Sampling of one-dimensional probability measures in the convex order and computation of robust option price bounds

For μ and ν two probability measures on the real line such that μ is smaller than ν in the convex order, this property is in general not preserved at the level of the empirical measures μI = 1/I∑ _i=1 ^I δ Xi and νJ = 1/J∑ _j=1 ^J δ Yj, where (Xi)1≤i≤I (resp., (Yj)1≤j≤J) are independent and identically distributed according to μ (resp., ν).

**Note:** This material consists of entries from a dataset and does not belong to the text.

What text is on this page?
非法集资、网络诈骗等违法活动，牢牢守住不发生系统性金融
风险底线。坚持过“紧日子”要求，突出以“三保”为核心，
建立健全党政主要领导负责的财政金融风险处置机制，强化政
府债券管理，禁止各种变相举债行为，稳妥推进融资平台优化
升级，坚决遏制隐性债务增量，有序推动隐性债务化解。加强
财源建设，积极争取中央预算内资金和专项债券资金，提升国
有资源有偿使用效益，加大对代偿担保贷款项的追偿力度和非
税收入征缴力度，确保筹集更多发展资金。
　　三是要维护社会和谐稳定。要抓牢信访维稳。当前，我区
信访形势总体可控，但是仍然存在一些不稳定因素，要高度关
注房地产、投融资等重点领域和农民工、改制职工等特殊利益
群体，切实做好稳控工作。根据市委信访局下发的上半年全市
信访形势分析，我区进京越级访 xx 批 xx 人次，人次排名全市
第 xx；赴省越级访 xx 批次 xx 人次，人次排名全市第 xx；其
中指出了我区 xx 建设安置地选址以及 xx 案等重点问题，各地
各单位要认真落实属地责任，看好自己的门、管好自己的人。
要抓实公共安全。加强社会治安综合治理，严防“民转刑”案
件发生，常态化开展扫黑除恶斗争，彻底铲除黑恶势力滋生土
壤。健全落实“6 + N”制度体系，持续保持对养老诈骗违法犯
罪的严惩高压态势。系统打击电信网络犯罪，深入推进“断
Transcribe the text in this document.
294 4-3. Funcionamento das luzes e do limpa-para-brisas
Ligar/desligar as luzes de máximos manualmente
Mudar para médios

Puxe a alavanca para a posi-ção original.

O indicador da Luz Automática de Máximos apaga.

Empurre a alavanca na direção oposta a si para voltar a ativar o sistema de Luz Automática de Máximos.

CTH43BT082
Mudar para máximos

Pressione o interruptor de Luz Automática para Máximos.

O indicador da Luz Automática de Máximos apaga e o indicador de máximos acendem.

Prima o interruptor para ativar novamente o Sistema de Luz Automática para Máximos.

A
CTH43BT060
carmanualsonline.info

We investigate modifications of μI (resp., νJ) smaller than νJ (resp., greater than μI) in the convex order and weakly converging to μ (resp., ν) as I,J →∞. According to Kertz & Rösler(1992), the set of probability measures on the real line with a finite first order moment is a complete lattice for the increasing and the decreasing convex orders. For μ and ν in this set, this enables us to define a probability measure μ ∨ ν (resp., μ ∧ ν) greater than μ (resp., smaller than ν) in the convex order. We give efficient algorithms permitting to compute μ ∨ ν and μ ∧ ν (and therefore μI ∨ νJ and μI ∧ νJ) when μ and ν have finite supports. Last, we illustrate by numerical experiments the resulting sampling methods that preserve the convex order and their application to approximate martingale optimal transport problems and in particular to calculate robust option price bounds.